Provider configuration

The active encoder is set on the index, not per request. Models supported:

Encoder model Notes
MiniLM Local, small, fast. Reasonable quality. No external network calls.
ArcticXS Local, higher quality than MiniLM. Larger memory footprint.
External Use a hosted provider (see below). Requires API key and network.
None Embedding indexing disabled for this index.

When SentenceEncoderModel = External, the index uses:

Setting Notes
ExternalProviderName OpenAi, Anthropic, Cohere, Google, or AzureOpenAi.
ExternalProviderModel The provider's model name (e.g. text-embedding-3-large).
ExternalProviderApiKey Secret. Store in a secret manager, not in source.
ExternalProviderUrl Custom URL — for self-hosted or proxied providers.

Switching models requires re-embedding the entire corpus. Vectors from different models are not comparable — searches will silently degrade until the rebuild completes. See Reindexing and re-embedding.

Vector index configuration (per field)

Embedding indexes are per (nodeType, field). A single type can carry several indexes — for example, an Article with one index over title and another over body. Configure them in the admin UI under the type's index settings; the schema layer is not aware of them.

The query API picks the right index automatically based on nodeTypes. If you need to disambiguate (multiple indexes on the same type), pass indexUID to StartAtSimilarText.

Errors and rate limits

  • HTTP 401 / 403 — token missing or wrong scope. See Token scopes.
  • HTTP 404availablefor/{nodeType} returns 404 if no embedding index exists for that type.
  • HTTP 429 — exceeded the external provider's rate limit. The workspace retries with exponential backoff but eventually surfaces the 429 to the caller. Tune your external-provider quota or fall back to a local model for high-volume ingestion.
  • HTTP 503 — embeddings are still indexing. Retry; the result will become available once the build completes.

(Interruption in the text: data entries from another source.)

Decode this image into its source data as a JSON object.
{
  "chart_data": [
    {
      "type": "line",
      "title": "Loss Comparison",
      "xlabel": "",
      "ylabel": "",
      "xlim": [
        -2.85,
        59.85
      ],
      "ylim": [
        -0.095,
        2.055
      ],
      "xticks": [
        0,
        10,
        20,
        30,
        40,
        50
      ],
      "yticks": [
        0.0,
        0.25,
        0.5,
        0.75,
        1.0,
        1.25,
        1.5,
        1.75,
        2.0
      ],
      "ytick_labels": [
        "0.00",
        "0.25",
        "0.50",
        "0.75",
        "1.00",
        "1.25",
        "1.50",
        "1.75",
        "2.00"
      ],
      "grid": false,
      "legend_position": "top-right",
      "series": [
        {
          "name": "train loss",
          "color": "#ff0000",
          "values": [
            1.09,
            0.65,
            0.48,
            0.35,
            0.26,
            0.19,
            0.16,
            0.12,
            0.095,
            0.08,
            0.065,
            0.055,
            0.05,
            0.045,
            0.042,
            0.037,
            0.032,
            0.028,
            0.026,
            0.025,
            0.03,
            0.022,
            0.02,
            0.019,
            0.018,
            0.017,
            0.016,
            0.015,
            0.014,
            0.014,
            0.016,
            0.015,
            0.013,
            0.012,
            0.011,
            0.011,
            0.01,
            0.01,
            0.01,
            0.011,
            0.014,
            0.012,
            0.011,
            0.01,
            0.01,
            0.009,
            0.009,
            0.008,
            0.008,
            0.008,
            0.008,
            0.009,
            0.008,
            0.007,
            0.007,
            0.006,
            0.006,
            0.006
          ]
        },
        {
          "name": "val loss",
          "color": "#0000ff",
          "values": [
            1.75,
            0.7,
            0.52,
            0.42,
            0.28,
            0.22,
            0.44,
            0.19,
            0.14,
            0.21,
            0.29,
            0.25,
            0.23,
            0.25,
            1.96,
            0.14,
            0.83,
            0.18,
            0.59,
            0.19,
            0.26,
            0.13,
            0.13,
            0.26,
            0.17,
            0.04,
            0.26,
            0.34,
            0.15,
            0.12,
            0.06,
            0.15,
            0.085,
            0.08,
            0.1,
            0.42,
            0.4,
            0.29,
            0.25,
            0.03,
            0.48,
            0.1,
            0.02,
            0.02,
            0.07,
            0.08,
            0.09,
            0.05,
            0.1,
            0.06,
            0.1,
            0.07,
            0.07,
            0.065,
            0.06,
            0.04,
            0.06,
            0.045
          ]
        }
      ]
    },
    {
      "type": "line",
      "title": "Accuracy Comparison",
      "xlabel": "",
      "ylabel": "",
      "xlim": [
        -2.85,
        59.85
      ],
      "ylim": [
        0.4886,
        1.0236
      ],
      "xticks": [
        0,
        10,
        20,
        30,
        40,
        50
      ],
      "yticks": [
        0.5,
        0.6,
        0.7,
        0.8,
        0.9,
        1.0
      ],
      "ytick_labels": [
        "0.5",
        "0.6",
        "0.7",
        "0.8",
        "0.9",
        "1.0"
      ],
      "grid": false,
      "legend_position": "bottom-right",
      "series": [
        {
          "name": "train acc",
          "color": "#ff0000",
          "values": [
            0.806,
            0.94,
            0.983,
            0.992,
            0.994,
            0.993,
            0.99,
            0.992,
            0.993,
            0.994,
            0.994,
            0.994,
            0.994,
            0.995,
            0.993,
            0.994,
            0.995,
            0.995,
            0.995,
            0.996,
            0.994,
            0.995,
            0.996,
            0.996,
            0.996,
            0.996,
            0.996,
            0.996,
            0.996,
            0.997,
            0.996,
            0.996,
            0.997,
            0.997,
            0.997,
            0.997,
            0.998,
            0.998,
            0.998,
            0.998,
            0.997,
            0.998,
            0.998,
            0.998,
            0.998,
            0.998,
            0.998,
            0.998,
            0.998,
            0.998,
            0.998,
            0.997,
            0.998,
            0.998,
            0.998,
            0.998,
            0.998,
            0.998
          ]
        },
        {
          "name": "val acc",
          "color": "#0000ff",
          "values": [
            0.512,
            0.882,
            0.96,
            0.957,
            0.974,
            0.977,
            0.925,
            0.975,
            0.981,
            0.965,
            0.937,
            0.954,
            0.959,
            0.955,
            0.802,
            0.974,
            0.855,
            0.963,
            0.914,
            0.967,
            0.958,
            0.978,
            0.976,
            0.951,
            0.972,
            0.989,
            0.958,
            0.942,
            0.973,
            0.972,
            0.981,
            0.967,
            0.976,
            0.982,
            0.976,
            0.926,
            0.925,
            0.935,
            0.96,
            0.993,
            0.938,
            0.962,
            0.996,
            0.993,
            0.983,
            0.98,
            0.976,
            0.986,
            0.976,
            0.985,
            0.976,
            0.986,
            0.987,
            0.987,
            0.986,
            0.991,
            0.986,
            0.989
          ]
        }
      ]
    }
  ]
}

For the full error code list, see Error codes.

Best practices

  • Choose fields with intent. Embed long, descriptive fields. Don't embed status codes — they're better as facets.
  • Chunk long content. Documents over a few thousand characters should be chunked. See Vector search → chunking.
  • Constrain by graph. A two-step "vector retrieve, graph filter" query is almost always better than a pure vector search with post-hoc filtering.
  • Treat applyCutoff as the default for production. Without a cutoff every query returns count hits, even when nothing is actually similar.
  • Re-embed after model changes. Schedule the rebuild outside business hours; the corpus is unavailable for vector search until it completes.